歓喜の輪の外で抱き合った甲斐拓也と中村悠平 分かち合った“捕手にしか分からぬ苦労”

3大会ぶりの世界一に輝いた侍ジャパン【写真:Getty Images】
3大会ぶりの世界一に輝いた侍ジャパン【写真:Getty Images】

「他のポジションの人とは絶対に分かち合えないものがある」

 歓喜の輪の少し外で固く抱き合う2人の姿があった。中村悠平捕手(ヤクルト)と甲斐拓也捕手。侍ジャパンの3大会ぶりの世界一が決まると、扇の要としてチームを支えた2人は互いの健闘、苦労、そして喜びを分かち合うように抱き合っていた。

 野球日本代表「侍ジャパン」は21日(日本時間22日)、第5回ワールド・ベースボール・クラシック(WBC)の決勝で、アメリカに3-2で勝利。最後はクローザーとして登板した大谷翔平投手と中村のバッテリーがマイク・トラウト外野手を空振り三振に仕留め、2009年の第2回大会以来、3大会ぶりの頂点を手にした。

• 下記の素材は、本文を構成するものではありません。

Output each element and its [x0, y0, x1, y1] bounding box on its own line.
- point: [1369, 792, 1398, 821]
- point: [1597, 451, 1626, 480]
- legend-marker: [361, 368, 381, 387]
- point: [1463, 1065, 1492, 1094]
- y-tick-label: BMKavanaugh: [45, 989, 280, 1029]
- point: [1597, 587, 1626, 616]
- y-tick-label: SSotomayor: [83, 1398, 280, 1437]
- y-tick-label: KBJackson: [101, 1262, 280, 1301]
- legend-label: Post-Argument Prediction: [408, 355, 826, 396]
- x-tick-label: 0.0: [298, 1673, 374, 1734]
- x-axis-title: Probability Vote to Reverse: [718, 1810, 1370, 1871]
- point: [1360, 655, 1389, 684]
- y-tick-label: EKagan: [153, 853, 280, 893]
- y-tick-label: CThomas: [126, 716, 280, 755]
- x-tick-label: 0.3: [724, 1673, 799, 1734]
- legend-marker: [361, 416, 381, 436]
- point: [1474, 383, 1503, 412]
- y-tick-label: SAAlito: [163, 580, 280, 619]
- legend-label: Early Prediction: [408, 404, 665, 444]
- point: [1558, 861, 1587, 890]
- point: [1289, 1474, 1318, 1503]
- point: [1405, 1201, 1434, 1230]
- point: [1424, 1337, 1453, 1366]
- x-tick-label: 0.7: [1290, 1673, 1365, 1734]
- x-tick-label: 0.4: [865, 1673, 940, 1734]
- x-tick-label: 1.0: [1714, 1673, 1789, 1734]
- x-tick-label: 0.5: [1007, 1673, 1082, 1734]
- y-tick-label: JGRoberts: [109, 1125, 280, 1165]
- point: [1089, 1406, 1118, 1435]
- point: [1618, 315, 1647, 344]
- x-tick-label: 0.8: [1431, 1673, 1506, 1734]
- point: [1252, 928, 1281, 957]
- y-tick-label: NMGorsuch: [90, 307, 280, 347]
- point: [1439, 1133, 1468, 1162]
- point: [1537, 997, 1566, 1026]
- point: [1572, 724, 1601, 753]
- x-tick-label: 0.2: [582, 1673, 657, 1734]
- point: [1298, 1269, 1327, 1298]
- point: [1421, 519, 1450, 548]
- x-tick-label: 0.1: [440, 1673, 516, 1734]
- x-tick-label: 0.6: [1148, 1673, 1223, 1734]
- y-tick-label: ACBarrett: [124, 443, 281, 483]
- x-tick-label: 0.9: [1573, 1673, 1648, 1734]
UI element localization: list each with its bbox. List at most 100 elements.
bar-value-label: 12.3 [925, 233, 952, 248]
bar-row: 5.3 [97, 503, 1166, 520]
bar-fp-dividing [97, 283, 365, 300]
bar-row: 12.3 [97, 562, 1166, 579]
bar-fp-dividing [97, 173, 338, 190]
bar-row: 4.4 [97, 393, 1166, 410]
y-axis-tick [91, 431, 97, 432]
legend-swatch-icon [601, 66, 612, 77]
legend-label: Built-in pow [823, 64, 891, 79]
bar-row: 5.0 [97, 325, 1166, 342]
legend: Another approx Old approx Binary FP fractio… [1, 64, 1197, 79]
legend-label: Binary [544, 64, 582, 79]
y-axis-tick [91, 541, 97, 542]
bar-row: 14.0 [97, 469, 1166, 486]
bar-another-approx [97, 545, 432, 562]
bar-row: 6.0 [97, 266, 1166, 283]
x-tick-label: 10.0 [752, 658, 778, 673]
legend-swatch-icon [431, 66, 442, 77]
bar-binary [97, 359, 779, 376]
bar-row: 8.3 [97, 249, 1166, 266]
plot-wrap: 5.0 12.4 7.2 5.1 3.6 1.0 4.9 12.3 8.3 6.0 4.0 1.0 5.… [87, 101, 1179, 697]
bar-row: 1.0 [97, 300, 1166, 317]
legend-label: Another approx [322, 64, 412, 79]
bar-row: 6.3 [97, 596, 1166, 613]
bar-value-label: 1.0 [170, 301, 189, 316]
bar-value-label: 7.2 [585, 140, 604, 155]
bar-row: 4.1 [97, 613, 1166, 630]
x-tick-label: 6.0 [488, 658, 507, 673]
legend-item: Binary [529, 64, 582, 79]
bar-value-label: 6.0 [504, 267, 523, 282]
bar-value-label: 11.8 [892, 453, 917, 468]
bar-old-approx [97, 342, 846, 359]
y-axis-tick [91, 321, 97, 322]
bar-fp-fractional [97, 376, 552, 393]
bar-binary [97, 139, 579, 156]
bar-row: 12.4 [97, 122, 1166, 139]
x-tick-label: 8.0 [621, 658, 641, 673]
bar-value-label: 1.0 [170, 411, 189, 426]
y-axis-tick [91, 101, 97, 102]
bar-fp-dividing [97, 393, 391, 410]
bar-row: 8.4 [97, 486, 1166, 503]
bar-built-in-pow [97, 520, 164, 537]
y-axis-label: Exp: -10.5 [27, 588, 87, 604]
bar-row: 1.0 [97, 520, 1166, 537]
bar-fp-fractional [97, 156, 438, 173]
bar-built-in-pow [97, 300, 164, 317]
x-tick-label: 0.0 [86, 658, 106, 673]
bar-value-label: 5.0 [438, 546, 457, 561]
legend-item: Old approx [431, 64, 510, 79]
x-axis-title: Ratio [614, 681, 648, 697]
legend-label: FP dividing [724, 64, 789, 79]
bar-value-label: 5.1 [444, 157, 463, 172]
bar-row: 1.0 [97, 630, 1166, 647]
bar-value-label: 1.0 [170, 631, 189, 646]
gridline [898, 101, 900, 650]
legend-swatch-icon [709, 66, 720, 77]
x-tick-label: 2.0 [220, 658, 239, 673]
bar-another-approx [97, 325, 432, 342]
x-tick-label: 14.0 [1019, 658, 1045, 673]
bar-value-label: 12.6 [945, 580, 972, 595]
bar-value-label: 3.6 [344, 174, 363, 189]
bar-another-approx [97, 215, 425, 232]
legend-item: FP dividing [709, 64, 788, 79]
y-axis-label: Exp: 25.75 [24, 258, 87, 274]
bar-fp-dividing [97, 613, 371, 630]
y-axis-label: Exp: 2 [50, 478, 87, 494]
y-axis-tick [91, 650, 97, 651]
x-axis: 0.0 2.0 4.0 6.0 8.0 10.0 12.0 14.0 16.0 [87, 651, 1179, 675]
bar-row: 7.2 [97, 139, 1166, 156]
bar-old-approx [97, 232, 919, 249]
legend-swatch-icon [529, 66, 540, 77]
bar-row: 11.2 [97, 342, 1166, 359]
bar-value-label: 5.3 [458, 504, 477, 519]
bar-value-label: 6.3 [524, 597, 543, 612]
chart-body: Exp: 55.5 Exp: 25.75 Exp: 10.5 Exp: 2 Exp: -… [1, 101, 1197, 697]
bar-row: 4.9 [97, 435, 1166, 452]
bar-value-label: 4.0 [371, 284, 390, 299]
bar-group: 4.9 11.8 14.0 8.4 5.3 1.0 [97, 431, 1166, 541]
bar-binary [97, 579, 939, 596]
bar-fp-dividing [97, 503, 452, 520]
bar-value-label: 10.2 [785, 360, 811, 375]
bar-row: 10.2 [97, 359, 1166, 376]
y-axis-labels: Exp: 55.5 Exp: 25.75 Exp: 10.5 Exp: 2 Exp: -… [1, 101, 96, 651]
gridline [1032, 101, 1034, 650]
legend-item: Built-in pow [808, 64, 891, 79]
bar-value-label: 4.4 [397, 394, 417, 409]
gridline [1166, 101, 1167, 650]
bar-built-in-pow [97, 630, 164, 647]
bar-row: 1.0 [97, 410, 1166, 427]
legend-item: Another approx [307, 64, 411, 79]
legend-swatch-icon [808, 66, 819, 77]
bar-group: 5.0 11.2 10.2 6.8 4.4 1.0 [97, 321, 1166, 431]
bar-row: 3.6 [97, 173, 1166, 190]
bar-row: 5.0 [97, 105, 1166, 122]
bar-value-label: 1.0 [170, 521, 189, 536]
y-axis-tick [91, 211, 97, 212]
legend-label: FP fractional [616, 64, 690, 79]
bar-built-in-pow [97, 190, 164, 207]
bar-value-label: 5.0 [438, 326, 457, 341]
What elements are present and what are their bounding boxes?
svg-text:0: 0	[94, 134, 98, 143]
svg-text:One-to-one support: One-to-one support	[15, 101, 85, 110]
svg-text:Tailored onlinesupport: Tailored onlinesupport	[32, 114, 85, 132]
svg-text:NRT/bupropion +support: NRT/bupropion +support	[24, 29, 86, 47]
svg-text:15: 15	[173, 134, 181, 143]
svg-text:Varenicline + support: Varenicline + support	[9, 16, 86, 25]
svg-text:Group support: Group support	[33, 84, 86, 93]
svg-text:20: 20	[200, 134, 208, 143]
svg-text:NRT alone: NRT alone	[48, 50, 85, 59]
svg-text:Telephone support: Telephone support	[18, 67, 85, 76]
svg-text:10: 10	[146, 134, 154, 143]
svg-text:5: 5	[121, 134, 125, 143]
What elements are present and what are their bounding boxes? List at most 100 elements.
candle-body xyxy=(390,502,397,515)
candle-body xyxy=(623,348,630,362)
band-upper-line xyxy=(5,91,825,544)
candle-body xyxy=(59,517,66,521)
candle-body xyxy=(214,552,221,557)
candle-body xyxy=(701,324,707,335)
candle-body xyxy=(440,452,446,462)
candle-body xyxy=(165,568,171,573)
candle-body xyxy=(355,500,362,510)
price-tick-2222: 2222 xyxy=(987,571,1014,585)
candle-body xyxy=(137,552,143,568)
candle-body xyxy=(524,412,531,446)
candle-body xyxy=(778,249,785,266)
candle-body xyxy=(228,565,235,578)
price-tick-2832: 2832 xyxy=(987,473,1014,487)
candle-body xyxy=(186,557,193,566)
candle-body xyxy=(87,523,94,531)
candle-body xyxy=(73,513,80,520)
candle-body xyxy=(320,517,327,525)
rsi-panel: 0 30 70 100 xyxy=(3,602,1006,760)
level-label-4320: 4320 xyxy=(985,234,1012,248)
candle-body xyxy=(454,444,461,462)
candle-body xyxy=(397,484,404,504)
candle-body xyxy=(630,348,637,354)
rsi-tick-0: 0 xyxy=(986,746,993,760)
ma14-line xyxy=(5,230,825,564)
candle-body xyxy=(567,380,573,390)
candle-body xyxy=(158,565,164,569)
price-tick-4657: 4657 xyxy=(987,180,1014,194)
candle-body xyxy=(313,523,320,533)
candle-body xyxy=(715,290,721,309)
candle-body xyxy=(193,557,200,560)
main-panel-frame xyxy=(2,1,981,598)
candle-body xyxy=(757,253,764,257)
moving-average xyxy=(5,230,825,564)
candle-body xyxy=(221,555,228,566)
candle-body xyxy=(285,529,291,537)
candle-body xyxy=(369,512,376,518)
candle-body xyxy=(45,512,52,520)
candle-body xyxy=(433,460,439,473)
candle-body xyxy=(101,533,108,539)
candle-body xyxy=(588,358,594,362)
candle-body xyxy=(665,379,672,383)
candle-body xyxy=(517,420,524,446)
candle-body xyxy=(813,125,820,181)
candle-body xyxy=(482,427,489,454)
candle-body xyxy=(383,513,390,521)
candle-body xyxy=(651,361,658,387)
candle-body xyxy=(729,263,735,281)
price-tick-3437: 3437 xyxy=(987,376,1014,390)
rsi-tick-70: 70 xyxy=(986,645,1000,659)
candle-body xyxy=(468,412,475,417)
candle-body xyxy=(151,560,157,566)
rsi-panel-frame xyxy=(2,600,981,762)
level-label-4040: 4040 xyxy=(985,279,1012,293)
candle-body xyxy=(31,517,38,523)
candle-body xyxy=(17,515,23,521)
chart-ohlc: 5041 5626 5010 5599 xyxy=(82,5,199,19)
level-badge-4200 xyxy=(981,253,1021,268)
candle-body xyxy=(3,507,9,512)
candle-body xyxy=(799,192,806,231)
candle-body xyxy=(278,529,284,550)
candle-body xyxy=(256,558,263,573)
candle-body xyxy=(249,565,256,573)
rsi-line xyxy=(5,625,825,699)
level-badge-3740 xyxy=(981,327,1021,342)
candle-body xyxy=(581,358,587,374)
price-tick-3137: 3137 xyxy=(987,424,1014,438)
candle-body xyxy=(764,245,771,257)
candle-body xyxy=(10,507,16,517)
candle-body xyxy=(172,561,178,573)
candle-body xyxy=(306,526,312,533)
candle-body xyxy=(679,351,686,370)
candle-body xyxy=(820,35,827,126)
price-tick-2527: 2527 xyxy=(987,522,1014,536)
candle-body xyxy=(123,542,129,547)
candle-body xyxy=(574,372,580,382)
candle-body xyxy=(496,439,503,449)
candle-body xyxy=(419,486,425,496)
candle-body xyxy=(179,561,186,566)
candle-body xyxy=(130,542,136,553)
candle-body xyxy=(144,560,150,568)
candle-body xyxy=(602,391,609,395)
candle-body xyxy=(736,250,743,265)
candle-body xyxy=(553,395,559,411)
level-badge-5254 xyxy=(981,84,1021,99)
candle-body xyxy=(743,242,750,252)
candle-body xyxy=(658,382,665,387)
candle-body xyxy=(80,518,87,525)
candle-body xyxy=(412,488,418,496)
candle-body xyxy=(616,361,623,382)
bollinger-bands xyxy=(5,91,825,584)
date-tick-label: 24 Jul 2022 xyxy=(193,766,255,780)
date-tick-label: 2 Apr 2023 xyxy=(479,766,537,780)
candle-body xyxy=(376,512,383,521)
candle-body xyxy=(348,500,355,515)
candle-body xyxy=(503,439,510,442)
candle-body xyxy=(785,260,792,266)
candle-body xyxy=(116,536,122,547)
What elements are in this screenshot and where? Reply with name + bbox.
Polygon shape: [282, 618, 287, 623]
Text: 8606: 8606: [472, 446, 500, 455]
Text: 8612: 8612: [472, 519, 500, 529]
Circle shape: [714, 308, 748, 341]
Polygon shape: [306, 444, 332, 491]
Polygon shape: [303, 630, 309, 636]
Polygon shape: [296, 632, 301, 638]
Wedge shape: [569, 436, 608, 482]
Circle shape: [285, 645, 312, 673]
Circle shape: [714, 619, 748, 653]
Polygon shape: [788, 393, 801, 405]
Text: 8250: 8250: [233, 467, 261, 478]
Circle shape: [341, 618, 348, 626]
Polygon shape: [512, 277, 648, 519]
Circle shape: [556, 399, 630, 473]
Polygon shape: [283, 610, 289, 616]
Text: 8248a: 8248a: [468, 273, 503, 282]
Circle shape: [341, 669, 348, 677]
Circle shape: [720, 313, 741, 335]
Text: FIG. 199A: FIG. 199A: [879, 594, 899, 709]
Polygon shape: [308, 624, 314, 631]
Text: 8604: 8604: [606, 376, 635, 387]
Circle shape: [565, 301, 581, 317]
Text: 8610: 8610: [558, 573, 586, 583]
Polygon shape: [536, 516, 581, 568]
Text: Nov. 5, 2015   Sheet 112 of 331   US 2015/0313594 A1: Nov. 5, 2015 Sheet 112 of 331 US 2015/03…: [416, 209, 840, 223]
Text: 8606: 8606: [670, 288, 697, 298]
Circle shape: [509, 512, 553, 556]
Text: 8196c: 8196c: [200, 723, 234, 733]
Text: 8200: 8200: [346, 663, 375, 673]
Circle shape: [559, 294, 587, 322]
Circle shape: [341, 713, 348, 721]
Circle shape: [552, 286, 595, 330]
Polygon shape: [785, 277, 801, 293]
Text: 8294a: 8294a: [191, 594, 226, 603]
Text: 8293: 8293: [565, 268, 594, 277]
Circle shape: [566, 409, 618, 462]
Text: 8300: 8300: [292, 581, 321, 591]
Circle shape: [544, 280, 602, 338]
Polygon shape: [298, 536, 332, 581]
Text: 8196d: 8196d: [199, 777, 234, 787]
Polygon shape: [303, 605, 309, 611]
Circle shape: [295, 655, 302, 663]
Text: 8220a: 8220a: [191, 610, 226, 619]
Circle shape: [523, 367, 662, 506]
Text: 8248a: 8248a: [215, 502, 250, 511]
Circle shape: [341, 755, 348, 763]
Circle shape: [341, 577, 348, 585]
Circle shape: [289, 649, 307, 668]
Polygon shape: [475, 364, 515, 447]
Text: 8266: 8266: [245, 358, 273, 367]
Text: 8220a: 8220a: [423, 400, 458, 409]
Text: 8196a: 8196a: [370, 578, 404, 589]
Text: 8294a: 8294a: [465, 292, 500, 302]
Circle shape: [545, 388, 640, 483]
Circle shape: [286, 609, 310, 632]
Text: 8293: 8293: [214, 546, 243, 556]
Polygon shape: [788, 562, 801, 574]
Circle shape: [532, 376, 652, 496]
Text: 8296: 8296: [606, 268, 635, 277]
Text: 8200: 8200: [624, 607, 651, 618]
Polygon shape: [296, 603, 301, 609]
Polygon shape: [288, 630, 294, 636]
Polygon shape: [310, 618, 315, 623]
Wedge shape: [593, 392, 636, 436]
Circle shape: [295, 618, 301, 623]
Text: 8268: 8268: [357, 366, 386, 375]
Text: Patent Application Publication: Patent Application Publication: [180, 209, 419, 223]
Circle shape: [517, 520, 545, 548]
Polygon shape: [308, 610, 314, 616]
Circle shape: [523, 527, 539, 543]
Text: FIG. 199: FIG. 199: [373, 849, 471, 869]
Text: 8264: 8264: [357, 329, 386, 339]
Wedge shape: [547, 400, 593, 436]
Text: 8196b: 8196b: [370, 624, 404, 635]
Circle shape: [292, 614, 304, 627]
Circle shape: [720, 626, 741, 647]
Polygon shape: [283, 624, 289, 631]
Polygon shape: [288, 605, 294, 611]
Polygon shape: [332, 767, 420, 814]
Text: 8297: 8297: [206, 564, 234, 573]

 準決勝、決勝とスタメンマスクを被ったのは中村だった。甲斐は1次ラウンドの中国戦とチェコ戦、準々決勝のイタリア戦でスタメン、そして準決勝のメキシコ戦では途中出場だった。大城卓三捕手(巨人)とともにチームを支えた捕手3人。試合後にお互いを称え、そして労を労い合うように抱き合う2人の姿を見て、甲斐が戦前に語っていた言葉を思い出した。